Vivre et travailler en Seine-Saint-Denis

Aujourd’hui, Rémy Chevillard, tout en assurant sa mission au théâtre du Colombier, tourne avec Roméo et Juliette. C’est en mode bal populaire, en faisant danser le public et en ponctuant le tout de digressions sur l’amour à partir des premiers émois amoureux, que cette relecture de Shakespeare se déroule. Cette rencontre inattendue entre le théâtre classique et la danse, le texte et la musique, le public et les acteurs, est l’occasion à chaque représentation de passer une play-list allant de Piaf à Brel, en passant par Stromae, Django Reinhardt et Eminem. Autant dire que le public ravi, joue le jeu à fond et à l’issue de la représentation, les yeux brillent. Un autre spectacle, – créé en 2018 – dont la mise en scène a également été assurée par lui, continue son petit bonhomme de chemin en France, en Suisse et en Belgique. A partir d’un monologue écrit par Jean-Pierre Siméon, « Stabat Mater Furiosa », le metteur en scène l’a découpé pour en faire un chœur de sept femmes, représentant toutes les femmes du monde depuis la nuit des temps. Sept femmes, – filles, sœurs, mères, épouses, amantes– se tiennent debout pour nous dire leur colère face aux hommes en armes qui n’ont pour argument que la violence et la mort. Ce spectacle, chorégraphié en hommage à Pina Bausch, est porté par l’Atelier Acte II basé à Coye-la-Forêt (Oise). C’est peu dire, par les temps qui courent, qu’il résonne avec force auprès des spectateurs. Primé lors d’un festival de théâtre amateur à Tours, il a reçu la reconnaissance des milieux professionnels pour sa qualité de jeu et de mise en scène.

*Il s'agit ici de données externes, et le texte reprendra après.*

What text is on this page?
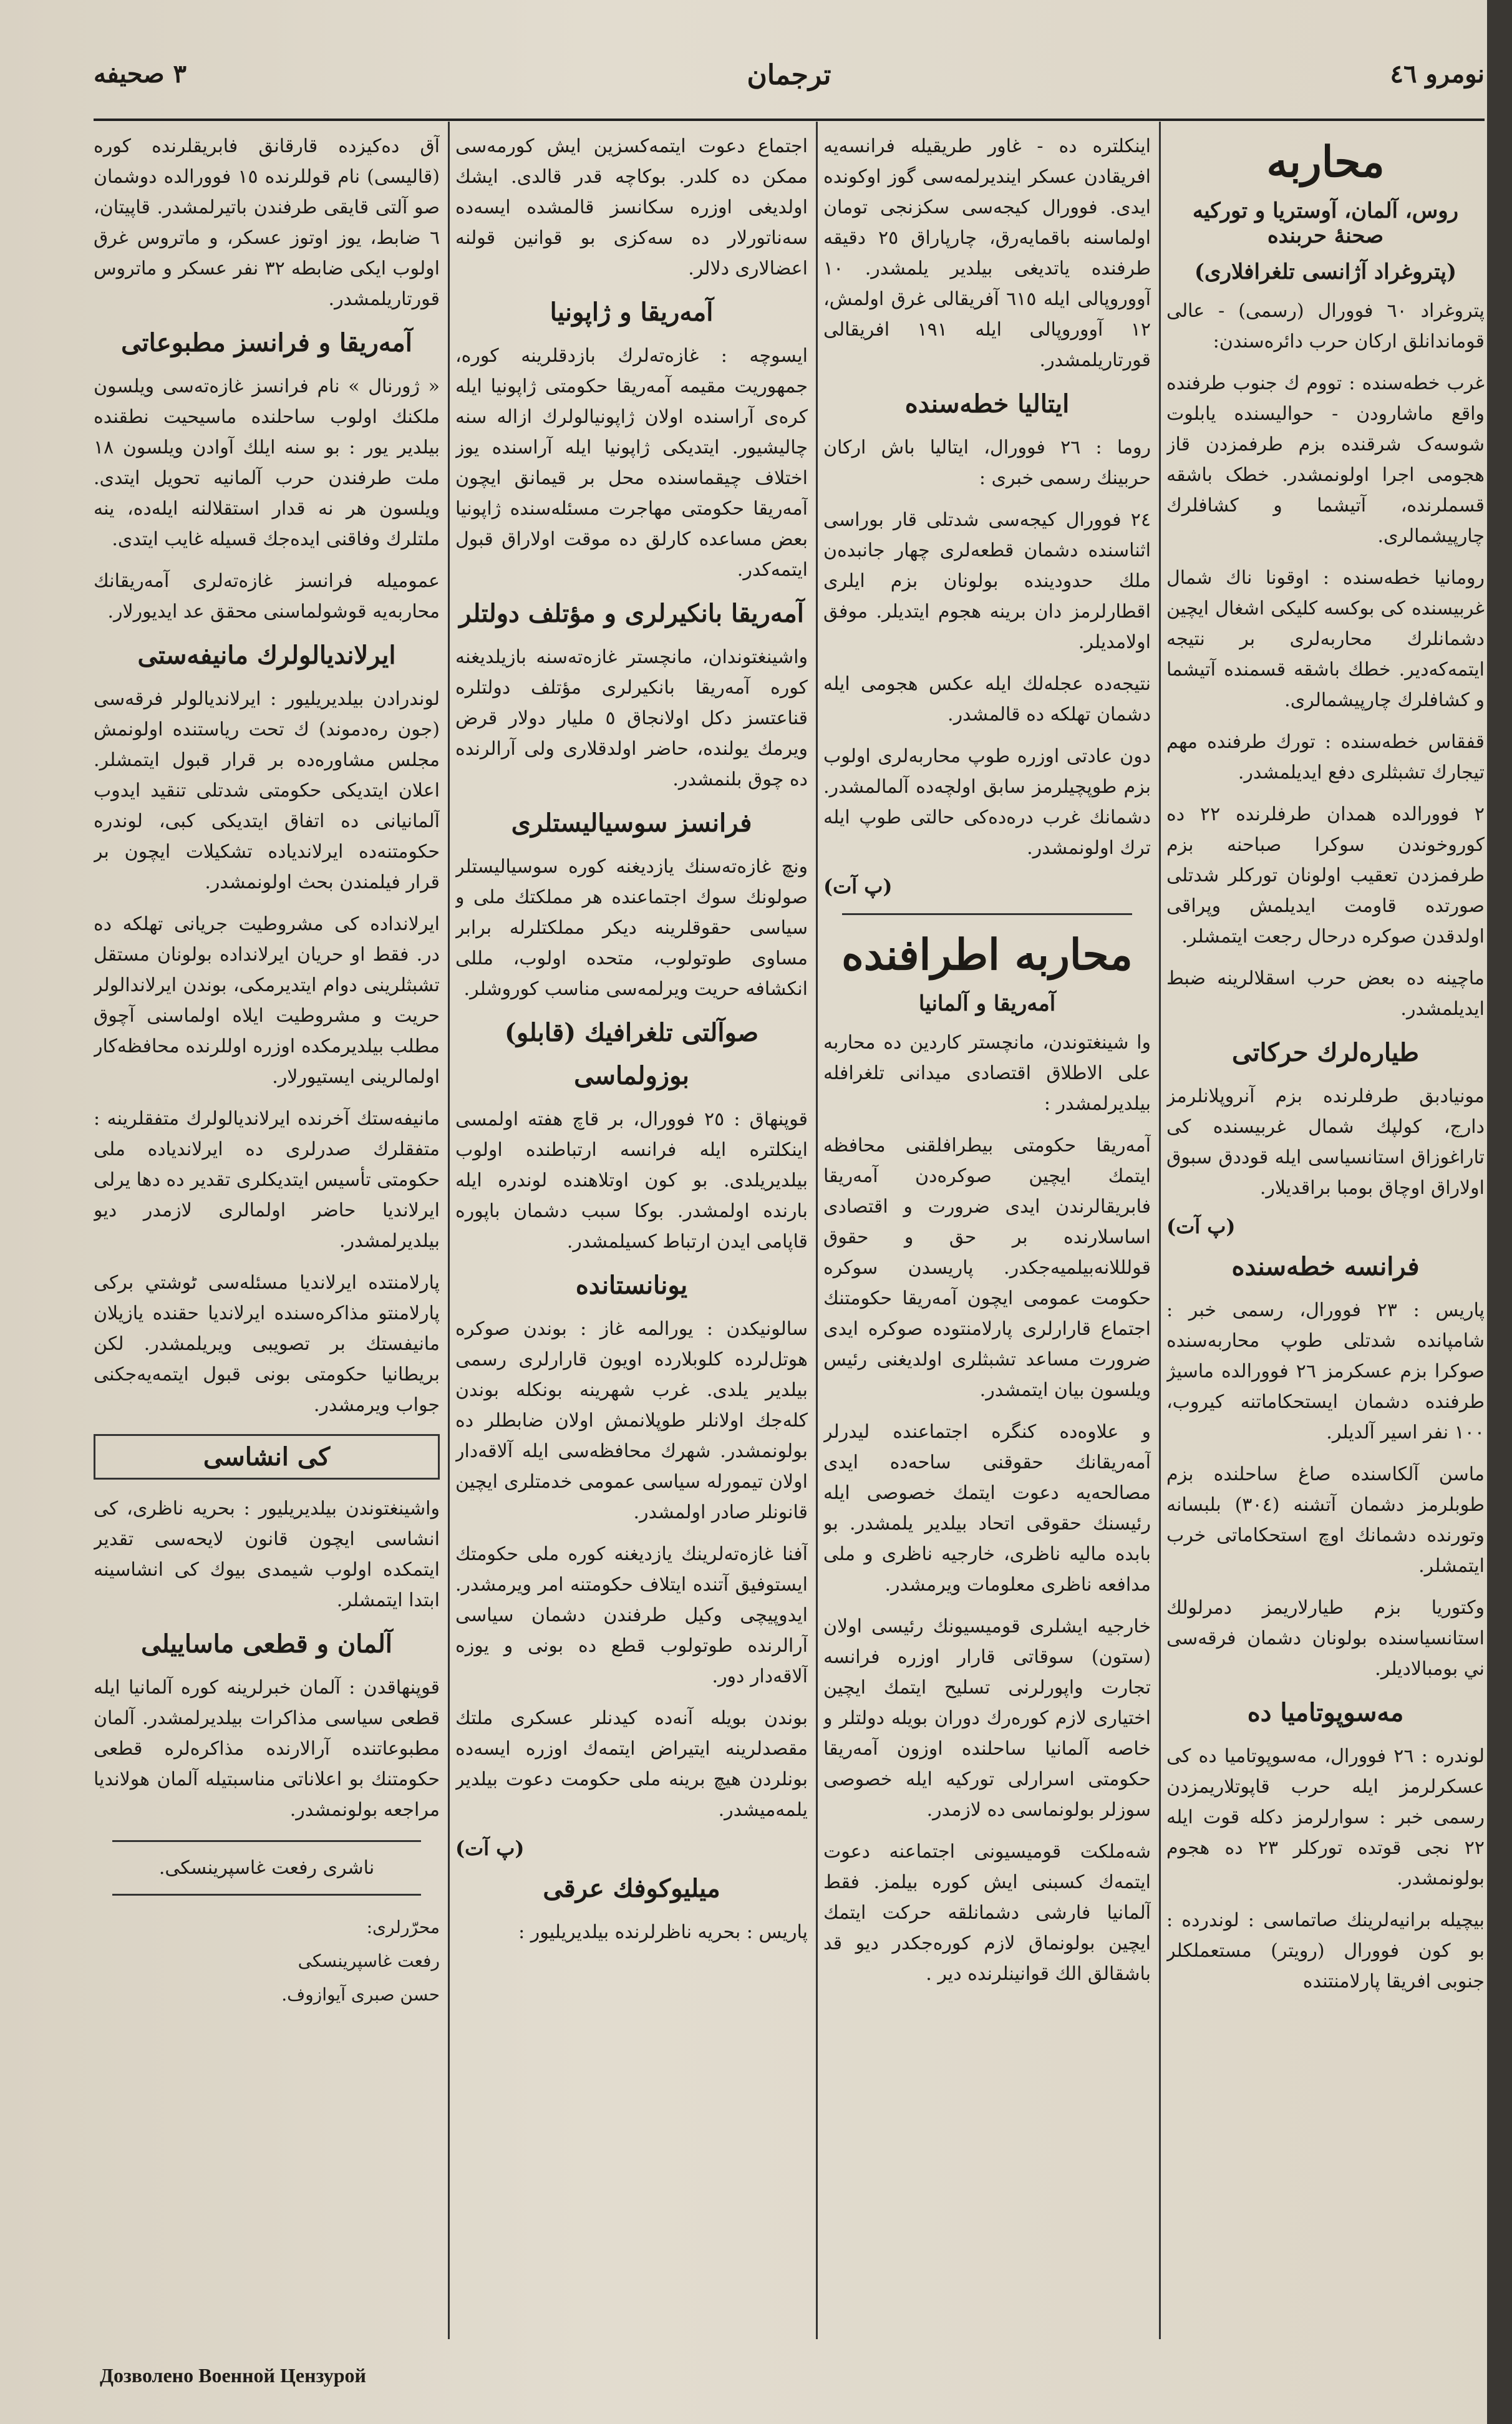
نومرو ٤٦
ترجمان
٣ صحيفه
محاربه
روس، آلمان، آوستريا و توركيه صحنهٔ حربنده
(پتروغراد آژانسی تلغرافلاری)

پتروغراد ٦٠ فوورال (رسمی) - عالی قوماندانلق اركان حرب دائره‌سندن:

غرب خطه‌سنده : تووم ك جنوب طرفنده واقع ماشارودن - حوالیسنده يابلوت شوسه‌ک شرقنده بزم طرفمزدن قاز هجومی اجرا اولونمشدر. خطک باشقه قسملرنده، آتيشما و كشافلرك چارپيشمالری.

رومانيا خطه‌سنده : اوقونا ناك شمال غربيسنده كی بوكسه كليكی اشغال ايچين دشمانلرك محاربه‌لری بر نتيجه ايتمه‌كه‌دير. خطك باشقه قسمنده آتيشما و كشافلرك چارپيشمالری.

قفقاس خطه‌سنده : تورك طرفنده مهم تيجارك تشبثلری دفع ايديلمشدر.

٢ فوورالده همدان طرفلرنده ٢٢ ده كوروخوندن سوكرا صباحنه بزم طرفمزدن تعقيب اولونان توركلر شدتلی صورتده قاومت ايديلمش وپراقی اولدقدن صوكره درحال رجعت ايتمشلر.

ماچينه ده بعض حرب اسقلالرينه ضبط ايديلمشدر.

طياره‌لرك حركاتی

مونيادبق طرفلرنده بزم آنروپلانلرمز دارج، كولپك شمال غربيسنده كی تاراغوزاق استانسياسی ايله قوددق سبوق اولاراق اوچاق بومبا براقديلار.

(پ آت)
فرانسه خطه‌سنده

پاريس : ٢٣ فوورال، رسمی خبر : شامپانده شدتلی طوپ محاربه‌سنده صوكرا بزم عسكرمز ٢٦ فوورالده ماسيژ طرفنده دشمان ايستحكاماتنه كيروب، ١٠٠ نفر اسير آلدیلر.

ماسن آلكاسنده صاغ ساحلنده بزم طوبلرمز دشمان آتشنه (٣٠٤) بلبسانه وتورنده دشمانك اوچ استحكاماتی خرب ايتمشلر.

وكتوريا بزم طيارلاريمز دمرلولك استانسياسنده بولونان دشمان فرقه‌سی ني بومبالادیلر.

مه‌سوپوتاميا ده

لوندره : ٢٦ فوورال، مه‌سوپوتاميا ده كی عسكرلرمز ايله حرب قاپوتلاريمزدن رسمی خبر : سوارلرمز دكله قوت ايله ٢٢ نجی قوتده توركلر ٢٣ ده هجوم بولونمشدر.

بيچيله برانيه‌لرينك صاتماسی : لوندرده : بو كون فوورال (رويتر) مستعملكلر جنوبی افريقا پارلامنتنده

اينكلتره ده - غاور طريقيله فرانسه‌يه افريقادن عسكر اينديرلمه‌سی گوز اوكونده ايدی. فوورال كيجه‌سی سكزنجی تومان اولماسنه باقمايه‌رق، چارپاراق ٢٥ دقيقه طرفنده ياتديغی بيلدير يلمشدر. ١٠ آووروپالی ايله ٦١٥ آفريقالی غرق اولمش، ١٢ آووروپالی ايله ١٩١ افريقالی قورتاريلمشدر.

ايتاليا خطه‌سنده

روما : ٢٦ فوورال، ايتاليا باش اركان حربينك رسمی خبری :

٢٤ فوورال كيجه‌سی شدتلی قار بوراسی اثناسنده دشمان قطعه‌لری چهار جانبده‌ن ملك حدودينده بولونان بزم ايلری اقطارلرمز دان برينه هجوم ايتديلر. موفق اولامدیلر.

نتيجه‌ده عجله‌لك ايله عكس هجومی ايله دشمان تهلكه‌ ده قالمشدر.

دون عادتی اوزره طوپ محاربه‌لری اولوب بزم طوپچيلرمز سابق اولچه‌ده آلمالمشدر. دشمانك غرب دره‌ده‌كی حالتی طوپ ايله‌ ترك اولونمشدر.

(پ آت)
محاربه اطرافنده
آمه‌ريقا و آلمانيا

وا شينغتوندن، مانچستر كاردين ده محاربه علی الاطلاق اقتصادی ميدانی تلغرافله بيلديرلمشدر :

آمه‌ريقا حكومتی بيطرافلقنی محافظه ايتمك ايچين صوكره‌دن آمه‌ريقا فابريقالرندن ايدی ضرورت و اقتصادی اساسلارنده بر حق و حقوق قولللانه‌بيلميه‌جكدر. پاريسدن سوكره حكومت عمومی ايچون آمه‌ريقا حكومتنك اجتماع قارارلری پارلامنتوده صوكره ايدی ضرورت مساعد تشبثلری اولدیغنی رئيس ويلسون بيان ايتمشدر.

و علاوه‌ده كنگره اجتماعنده ليدرلر آمه‌ريقانك حقوقنی ساحه‌ده ايدی مصالحه‌يه دعوت ايتمك خصوصی ايله رئيسنك حقوقی اتحاد بيلدير يلمشدر. بو بابده ماليه ناظری، خارجيه ناظری و ملی مدافعه ناظری معلومات ويرمشدر.

خارجيه ايشلری قوميسيونك رئيسی اولان (ستون) سوقاتی قارار اوزره فرانسه تجارت واپورلرنی تسليح ايتمك ايچين اختياری لازم كوره‌رك دوران بويله دولتلر و خاصه آلمانيا ساحلنده اوزون آمه‌ريقا حكومتی اسرارلی توركيه ايله خصوصی سوزلر بولونماسی ده لازمدر.

شه‌ملكت قوميسيونی اجتماعنه دعوت ايتمه‌ك كسبنی ايش كوره بيلمز. فقط آلمانيا فارشی دشمانلقه حركت ايتمك ايچين بولونماق لازم كوره‌جكدر ديو قد باشقالق الك قوانينلرنده‌ دير .

اجتماع دعوت ايتمه‌كسزين ايش كورمه‌سی ممكن ده كلدر. بوكاچه قدر قالدی. ايشك اولدیغی اوزره سكانسز قالمشده ايسه‌ده سه‌ناتورلار ده سه‌كزی بو قوانين قولنه اعضالاری دلالر.

آمه‌ريقا و ژاپونيا

ايسوچه : غازه‌ته‌لرك بازدقلرينه كوره، جمهوريت مقيمه آمه‌ريقا حكومتی ژاپونيا ايله كره‌ی آراسنده اولان ژاپونيالولرك ازاله سنه چاليشيور. ايتديكی ژاپونيا ايله آراسنده يوز اختلاف چيقماسنده محل بر قيمانق ايچون آمه‌ريقا حكومتی مهاجرت مسئله‌سنده ژاپونيا بعض مساعده كارلق ده موقت اولاراق قبول ايتمه‌كدر.

آمه‌ريقا بانكيرلری و مؤتلف دولتلر

واشينغتوندان، مانچستر غازه‌ته‌سنه بازيلديغنه كوره آمه‌ريقا بانكيرلری مؤتلف دولتلره قناعتسز دكل اولانجاق ٥ مليار دولار قرض ويرمك يولنده، حاضر اولدقلاری ولی آرالرنده ده چوق بلنمشدر.

فرانسز سوسياليستلری

ونچ غازه‌ته‌سنك يازديغنه كوره سوسياليستلر صولونك سوك اجتماعنده هر مملكتك ملی و سياسی حقوقلرينه ديكر مملكتلرله برابر مساوی طوتولوب، متحده اولوب، مللی انكشافه حريت ويرلمه‌سی مناسب كوروشلر.

صوآلتی تلغرافيك (قابلو)
بوزولماسی

قوپنهاق : ٢٥ فوورال، بر قاچ هفته اولمسی اينكلتره ايله فرانسه ارتباطنده اولوب بيلديريلدی. بو كون اوتلاهنده لوندره ايله بارنده اولمشدر. بوكا سبب دشمان باپوره قاپامی ايدن ارتباط كسيلمشدر.

يونانستانده

سالونيكدن : يورالمه غاز : بوندن صوكره هوتل‌لرده كلوبلارده اويون قارارلری رسمی بيلدير يلدی. غرب شهرينه بونكله بوندن كله‌جك اولانلر طوپلانمش اولان ضابطلر ده بولونمشدر. شهرك محافظه‌سی ايله آلاقه‌دار اولان تيمورله سياسی عمومی خدمتلری ايچين قانونلر صادر اولمشدر.

آفنا غازه‌ته‌لرينك يازديغنه كوره ملی حكومتك ايستوفيق آتنده ايتلاف حكومتنه امر ويرمشدر. ايدوپيچی وكيل طرفندن دشمان سياسی آرالرنده طوتولوب قطع ده بونی و يوزه آلاقه‌دار دور.

بوندن بويله آنه‌ده كيدنلر عسكری ملتك مقصدلرينه ايتيراض ايتمه‌ك اوزره ايسه‌ده بونلردن هيچ برينه ملی حكومت دعوت بيلدير يلمه‌ميشدر.

(پ آت)
ميليوكوفك عرقی

پاريس : بحريه ناظرلرنده بيلديريليور :

آق ده‌كيزده قارقانق فابريقلرنده كوره (قاليسی) نام قوللرنده ١٥ فوورالده دوشمان صو آلتی قايقی طرفندن باتيرلمشدر. قاپيتان، ٦ ضابط، يوز اوتوز عسكر، و ماتروس غرق اولوب ايكی ضابطه ٣٢ نفر عسكر و ماتروس قورتاريلمشدر.

آمه‌ريقا و فرانسز مطبوعاتی

« ژورنال » نام فرانسز غازه‌ته‌سی ويلسون ملكنك اولوب ساحلنده ماسيحيت نطقنده بيلدير يور : بو سنه ايلك آوادن ويلسون ۱۸ ملت طرفندن حرب آلمانيه تحويل ايتدی. ويلسون هر نه قدار استقلالنه ايله‌ده، ينه ملتلرك وفاقنی ايده‌جك قسيله غايب ايتدی.

عموميله فرانسز غازه‌ته‌لری آمه‌ريقانك محاربه‌يه قوشولماسنی محقق عد ايديورلار.

ايرلانديالولرك مانيفه‌ستی

لوندرادن بيلديريليور : ايرلانديالولر فرقه‌سی (جون ره‌دموند) ك تحت رياستنده اولونمش مجلس مشاوره‌ده بر قرار قبول ايتمشلر. اعلان ايتديكی حكومتی شدتلی تنقيد ايدوب آلمانيانی ده اتفاق ايتديكی كبی، لوندره حكومتنه‌ده ايرلاندياده تشكيلات ايچون بر قرار فيلمندن بحث اولونمشدر.

ايرلانداده كی مشروطيت جريانی تهلكه ده در. فقط او حريان ايرلانداده بولونان مستقل تشبثلرينی دوام ايتديرمكی، بوندن ايرلاندالولر حريت و مشروطيت ايلاه اولماسنی آچوق مطلب بيلديرمكده اوزره اوللرنده محافظه‌كار اولمالرينی ايستيورلار.

مانيفه‌ستك آخرنده ايرلانديالولرك متفقلرينه : متفقلرك صدرلری ده ايرلاندياده ملی حكومتی تأسيس ايتديكلری تقدير ده دها يرلی ايرلانديا حاضر اولمالری لازمدر ديو بيلديرلمشدر.

پارلامنتده ايرلانديا مسئله‌سی ٹوشتي بركی پارلامنتو مذاكره‌سنده ايرلانديا حقنده يازيلان مانيفستك بر تصويبی ويريلمشدر. لكن بريطانيا حكومتی بونی قبول ايتمه‌يه‌جكنی جواب ويرمشدر.

كی انشاسی

واشينغتوندن بيلديريليور : بحريه ناظری، كی انشاسی ايچون قانون لايحه‌سی تقدير ايتمكده اولوب شيمدی بيوك كی انشاسينه ابتدا ايتمشلر.

آلمان و قطعی ماساييلی

قوپنهاقدن : آلمان خبرلرينه كوره آلمانيا ايله قطعی سياسی مذاكرات بيلديرلمشدر. آلمان مطبوعاتنده آرالارنده مذاكره‌لره قطعی حكومتنك بو اعلاناتی مناسبتيله آلمان هولانديا مراجعه بولونمشدر.

ناشری رفعت غاسپرينسكی.
محرّرلری:
رفعت غاسپرينسكی
حسن صبری آيوازوف.
Дозволено Военной Цензурой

Installé depuis une dizaine d’années à Montreuil où ses deux enfants sont scolarisés, Rémy a la chance de se rendre à son travail à pied ou en vélo. « La Seine-Saint-Denis n’est pas qu’une banlieue, assure-t-il. Elle a acquis complètement son autonomie. » Homme de spectacle, il souligne l’importance du réseau de cinémas qui irriguent le département. Partagé entre le Méliès à Montreuil, et le Cin’Hoche à Bagnolet, il a le choix ! « Quant au théâtre, entre la MC93, le TPM de Montreuil et bien d’autres salles, en tant que professionnel, Paris n’est plus du tout mon centre. J’ai trouvé à m’épanouir complètement ici ! » A son tour, affaire de transmission familiale, Rémy continue à chanter des chansons du répertoire français à ses enfants, et lui à qui son père a lu les Trois Mousquetaires et bien d’autres classiques, reprend le flambeau auprès de Mathilde et Arthur. « C’est quelque chose que j’ai conservé, avec beaucoup d’amour, de mon enfance et que j’essaye, à mon tour de retransmettre à mes enfants.»